2009 brought the joy back, as those who missed out on the first set, soon got another chance to re-live the magic with the release of 3833, Krusty Crab Adventures. LEGO Spongebob was back with a vengeance, and this time there was an all-new Paddy Wagon. My only gripe about this was the diner was very sparse in that it didn’t come with any guests or Squidward flipping paddies.
Sure enough, the set 3834, Good Neighbours at Bikini Bottom delivered an all-new Squidward. It was complete with a moulded head along with a newly designed pineapple and some added features for flipping burgers as well as a new mode of transport for Patrick.
By now, though, things had started turning stale in the LEGO Spongebob world. We really hadn’t seen anything new and certainly no new characters had arrived to speak of. So, LEGO took a break from these to give it a rest.
It wasn’t until 2011 before we started seeing LEGO Spongebob sets again. To kick it off, we had the Heroic Heroes of the Deep, set no. 3815. While I loved the idea of this set, I thought the boat was a bit of a letdown. Don’t get me wrong, I thought the figures were great, and Plankton’s sub suit was good. I just thought it lacked something (I’d seen Batman and I expected more)…
… like the Glove World, set no. 3816 offered. It was a fairground with a Ferris wheel, and for those who missed out on getting the Sandy character, this was a cheaper alternative. It even came with an ice-cream vendor and over indulging Patrick. Heck, even the Ferris wheel had charm. With a ticket booth and a rotating gate, who wouldn’t want this set?
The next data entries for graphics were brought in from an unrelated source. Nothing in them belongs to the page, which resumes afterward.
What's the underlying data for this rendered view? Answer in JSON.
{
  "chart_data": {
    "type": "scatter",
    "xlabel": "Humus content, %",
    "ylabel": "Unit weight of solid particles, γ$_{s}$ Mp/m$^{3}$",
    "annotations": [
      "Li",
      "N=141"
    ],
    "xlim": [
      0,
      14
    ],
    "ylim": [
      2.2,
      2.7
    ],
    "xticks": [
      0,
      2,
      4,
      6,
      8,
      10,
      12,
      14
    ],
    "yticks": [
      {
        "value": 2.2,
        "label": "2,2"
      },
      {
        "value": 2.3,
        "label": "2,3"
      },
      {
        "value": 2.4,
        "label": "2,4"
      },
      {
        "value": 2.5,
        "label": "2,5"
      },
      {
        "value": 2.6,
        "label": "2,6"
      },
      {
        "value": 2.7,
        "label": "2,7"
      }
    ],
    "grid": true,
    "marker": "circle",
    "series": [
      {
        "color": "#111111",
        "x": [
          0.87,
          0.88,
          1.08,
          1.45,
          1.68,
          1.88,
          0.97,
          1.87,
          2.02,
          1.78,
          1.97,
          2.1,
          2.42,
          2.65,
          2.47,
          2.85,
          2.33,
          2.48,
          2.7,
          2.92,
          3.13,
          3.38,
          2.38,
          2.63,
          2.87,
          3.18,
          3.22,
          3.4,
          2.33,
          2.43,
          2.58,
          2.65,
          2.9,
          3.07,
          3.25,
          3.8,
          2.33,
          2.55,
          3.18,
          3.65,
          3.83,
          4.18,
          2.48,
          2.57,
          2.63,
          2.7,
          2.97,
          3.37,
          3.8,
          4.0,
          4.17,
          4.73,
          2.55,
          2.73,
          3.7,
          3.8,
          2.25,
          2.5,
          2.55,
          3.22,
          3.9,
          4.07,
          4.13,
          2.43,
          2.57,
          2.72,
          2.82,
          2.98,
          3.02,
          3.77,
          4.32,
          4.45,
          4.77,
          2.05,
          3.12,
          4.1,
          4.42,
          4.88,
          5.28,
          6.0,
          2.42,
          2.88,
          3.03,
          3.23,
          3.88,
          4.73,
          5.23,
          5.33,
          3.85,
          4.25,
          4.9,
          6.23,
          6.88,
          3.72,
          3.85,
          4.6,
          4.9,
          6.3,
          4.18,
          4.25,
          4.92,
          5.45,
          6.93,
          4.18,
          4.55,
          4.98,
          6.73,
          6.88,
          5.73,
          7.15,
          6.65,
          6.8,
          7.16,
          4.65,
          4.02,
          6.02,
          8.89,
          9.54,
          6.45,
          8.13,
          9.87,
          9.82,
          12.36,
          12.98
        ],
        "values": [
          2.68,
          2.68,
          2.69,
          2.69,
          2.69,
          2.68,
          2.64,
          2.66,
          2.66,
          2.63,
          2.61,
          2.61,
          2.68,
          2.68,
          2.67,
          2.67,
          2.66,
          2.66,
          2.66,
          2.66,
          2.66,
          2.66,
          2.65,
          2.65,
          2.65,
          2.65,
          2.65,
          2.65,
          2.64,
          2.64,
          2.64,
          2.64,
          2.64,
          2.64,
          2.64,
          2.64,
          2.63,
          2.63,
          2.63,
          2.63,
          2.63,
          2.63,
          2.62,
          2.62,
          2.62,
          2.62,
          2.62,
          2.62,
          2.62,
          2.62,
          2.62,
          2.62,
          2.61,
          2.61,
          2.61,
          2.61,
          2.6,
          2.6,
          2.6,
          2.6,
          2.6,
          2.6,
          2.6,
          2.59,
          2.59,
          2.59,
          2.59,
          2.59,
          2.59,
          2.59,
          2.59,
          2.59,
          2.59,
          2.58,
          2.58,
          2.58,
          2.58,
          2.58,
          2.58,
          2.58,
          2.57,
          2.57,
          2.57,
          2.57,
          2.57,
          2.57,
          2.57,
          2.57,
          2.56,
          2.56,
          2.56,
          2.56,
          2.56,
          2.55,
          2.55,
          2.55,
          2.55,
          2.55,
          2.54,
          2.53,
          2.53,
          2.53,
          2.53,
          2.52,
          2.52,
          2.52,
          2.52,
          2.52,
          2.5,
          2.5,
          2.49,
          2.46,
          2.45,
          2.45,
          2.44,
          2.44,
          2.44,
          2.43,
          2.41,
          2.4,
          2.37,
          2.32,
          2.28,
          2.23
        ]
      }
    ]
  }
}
One of the most unusual sets that ever graced this series was that of the 3817, The Flying Dutchman. Before you say it, it has nothing to do with the Pirates of the Caribbean (film series).
This was based on the cartoon episode “Squidward the Unfriendly Ghost”. He also appeared in a few other episodes in that season. It came with the ghostly pirate, his ship and a small island. Once again Bob & Patrick were suitable dressed, only as pirates this time. The accessories included many items including a treasure map, chest, a working cannon and swords, to help ward-off the evil ghost captain.
LEGO really went all out on this set, and I liked it very much. It’s a pity it wasn’t a bigger set as by now Spongebob sets was starting to wind down.
The last set in the series was that of 3818, Bikini Bottom Undersea Party. The set included 4 minifigures, Bob, Mrs. Puff, Squidward, Patrick – five, if you include Gary, and was a fitting end to the series. It was released in 2012 and it was considered one of the more popular LEGO Spongebob sets to get.
It included a more detailed house and the smaller builds included a juice bar, Patrick’s DJ booth, round-a-bout, sea-saw and an ejecting bed. I especially liked Patrick’s spinning records and sub woofers.
LEGO Spongebob sets were a great way of re-living the cartoon. Basically they were colourful & entertaining to build, had many fun features and characters to boot.
Like I said previously, there were 14 sets made of this theme in total, and at one stage I had all 14. But you know you have to grow up sometime and it pains me to say, I kept only one.
I think the younger/older generation would love to see a series like this return as it reminds us of a simpler time, before mobile phones! I still see an odd episode here and there, and yes, it still makes me laugh.